Understanding self-nonself discrimination by adaptive immune system

modified from 

Usharauli, David (2010, October 30). Understanding self-nonself discrimination by adaptive immune system. 

SciTopics. http://www.scitopics.com/Understanding_self_nonself_discrimination_by_adaptive_immune_system.html

In 1969, Niels Jerne, later a Nobel laureate, predicted that "immunology will be completely solved within fifty years from now”, i.e. by 2019 (Jerne, 1969). Even earlier, in 1964, Frank Burnet, a Nobel laureate, complained that “the infant science [immunology] would soon run out of problems to solve” (Anderson, 1994). What was the basis for such a confidence? Maybe they knew better? After all, both were science demigods, acclaimed and worshipped and the modern immunology was of their creation. So what was this all about? 
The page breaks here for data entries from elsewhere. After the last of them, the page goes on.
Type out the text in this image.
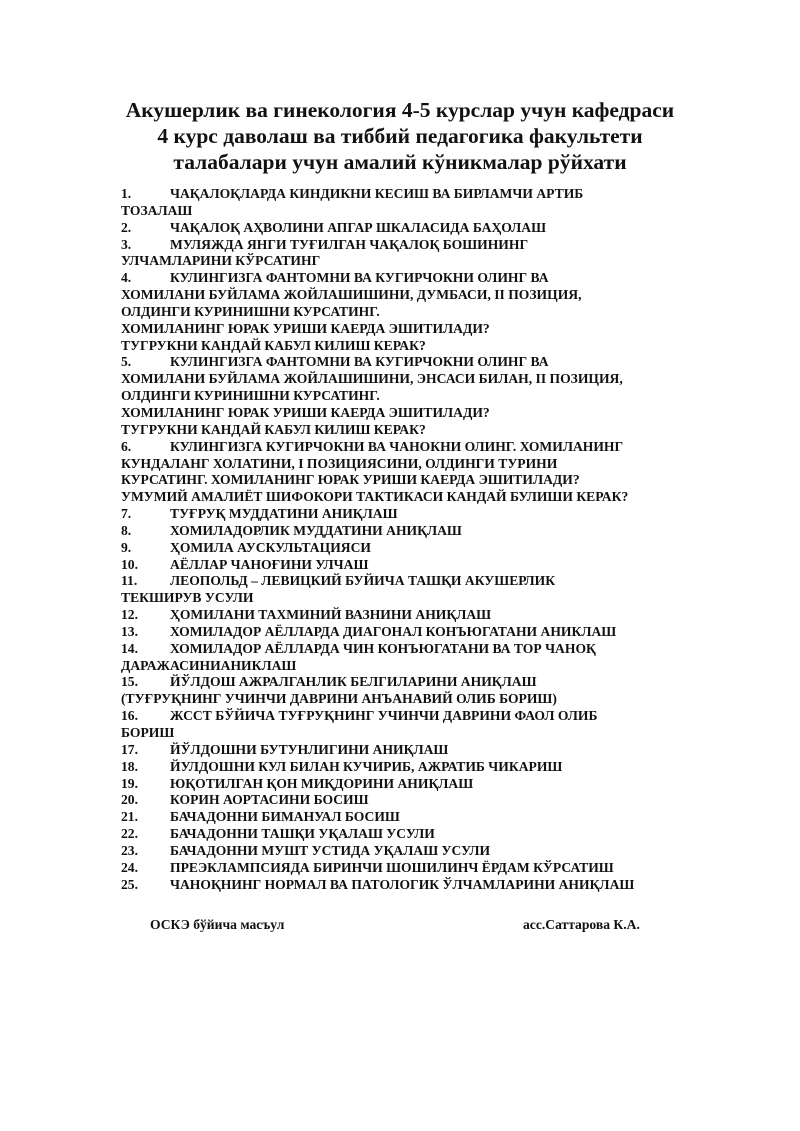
Акушерлик ва гинекология 4-5 курслар учун кафедраси
4 курс даволаш ва тиббий педагогика факультети
талабалари учун амалий кўникмалар рўйхати
1.	ЧАҚАЛОҚЛАРДА КИНДИКНИ КЕСИШ ВА БИРЛАМЧИ АРТИБ
ТОЗАЛАШ
2.	ЧАҚАЛОҚ АҲВОЛИНИ АПГАР ШКАЛАСИДА БАҲОЛАШ
3.	МУЛЯЖДА ЯНГИ ТУҒИЛГАН ЧАҚАЛОҚ БОШИНИНГ
УЛЧАМЛАРИНИ КЎРСАТИНГ
4.	КУЛИНГИЗГА ФАНТОМНИ ВА КУГИРЧОКНИ ОЛИНГ ВА
ХОМИЛАНИ БУЙЛАМА ЖОЙЛАШИШИНИ, ДУМБАСИ, II ПОЗИЦИЯ,
ОЛДИНГИ КУРИНИШНИ КУРСАТИНГ.
ХОМИЛАНИНГ ЮРАК УРИШИ КАЕРДА ЭШИТИЛАДИ?
ТУГРУКНИ КАНДАЙ КАБУЛ КИЛИШ КЕРАК?
5.	КУЛИНГИЗГА ФАНТОМНИ ВА КУГИРЧОКНИ ОЛИНГ ВА
ХОМИЛАНИ БУЙЛАМА ЖОЙЛАШИШИНИ, ЭНСАСИ БИЛАН, II ПОЗИЦИЯ,
ОЛДИНГИ КУРИНИШНИ КУРСАТИНГ.
ХОМИЛАНИНГ ЮРАК УРИШИ КАЕРДА ЭШИТИЛАДИ?
ТУГРУКНИ КАНДАЙ КАБУЛ КИЛИШ КЕРАК?
6.	КУЛИНГИЗГА КУГИРЧОКНИ ВА ЧАНОКНИ ОЛИНГ. ХОМИЛАНИНГ
КУНДАЛАНГ ХОЛАТИНИ, I ПОЗИЦИЯСИНИ, ОЛДИНГИ ТУРИНИ
КУРСАТИНГ. ХОМИЛАНИНГ ЮРАК УРИШИ КАЕРДА ЭШИТИЛАДИ?
УМУМИЙ АМАЛИЁТ ШИФОКОРИ ТАКТИКАСИ КАНДАЙ БУЛИШИ КЕРАК?
7.	ТУҒРУҚ МУДДАТИНИ АНИҚЛАШ
8.	ХОМИЛАДОРЛИК МУДДАТИНИ АНИҚЛАШ
9.	ҲОМИЛА АУСКУЛЬТАЦИЯСИ
10. АЁЛЛАР ЧАНОҒИНИ УЛЧАШ
11. ЛЕОПОЛЬД – ЛЕВИЦКИЙ БУЙИЧА ТАШҚИ АКУШЕРЛИК
ТЕКШИРУВ УСУЛИ
12. ҲОМИЛАНИ ТАХМИНИЙ ВАЗНИНИ АНИҚЛАШ
13. ХОМИЛАДОР АЁЛЛАРДА ДИАГОНАЛ КОНЪЮГАТАНИ АНИКЛАШ
14. ХОМИЛАДОР АЁЛЛАРДА ЧИН КОНЪЮГАТАНИ ВА ТОР ЧАНОҚ
ДАРАЖАСИНИАНИКЛАШ
15. ЙЎЛДОШ АЖРАЛГАНЛИК БЕЛГИЛАРИНИ АНИҚЛАШ
(ТУҒРУҚНИНГ УЧИНЧИ ДАВРИНИ АНЪАНАВИЙ ОЛИБ БОРИШ)
16. ЖССТ БЎЙИЧА ТУҒРУҚНИНГ УЧИНЧИ ДАВРИНИ ФАОЛ ОЛИБ
БОРИШ
17. ЙЎЛДОШНИ БУТУНЛИГИНИ АНИҚЛАШ
18. ЙУЛДОШНИ КУЛ БИЛАН КУЧИРИБ, АЖРАТИБ ЧИКАРИШ
19. ЮҚОТИЛГАН ҚОН МИҚДОРИНИ АНИҚЛАШ
20. КОРИН АОРТАСИНИ БОСИШ
21. БАЧАДОННИ БИМАНУАЛ БОСИШ
22. БАЧАДОННИ ТАШҚИ УҚАЛАШ УСУЛИ
23. БАЧАДОННИ МУШТ УСТИДА УҚАЛАШ УСУЛИ
24. ПРЕЭКЛАМПСИЯДА БИРИНЧИ ШОШИЛИНЧ ЁРДАМ КЎРСАТИШ
25. ЧАНОҚНИНГ НОРМАЛ ВА ПАТОЛОГИК ЎЛЧАМЛАРИНИ АНИҚЛАШ
ОСКЭ бўйича масъул	асс.Саттарова К.А.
The answer is the principle of self-nonself discrimination by adaptive immune system.

The adaptive immune system consists of T cells and B cells (clones). Each clone expresses a unique membrane receptor that (as the product of random gene recombination) is specific for an antigen, either self or nonself. Since an immune response can be initiated from a single clone (Stemberger et al, 2007), it is mandatory for the adaptive immune system to keep self-specific clones in check (tolerance) while at the same time allowing nonself-specific clones to respond (immunity). So how is this achieved? 

The value of any conceptual model rests on its predictive power. Initially, based on Peter Medawar’s (Nobel Lecture) experiments and Niels Jerne’s theoretical concept, the favored model was the one proposed by Frank Burnet. Burnet’s model of self-nonself discrimination required that all clones being generated during the embryonic stage when presumably only self-antigens were present (Burnet, 1957). At this stage, any clone that expressed a self-specific receptor would be deleted. Only nonself-specific clones would accumulate and subsequently respond to nonself-antigens when introduced by pathogen-invader. 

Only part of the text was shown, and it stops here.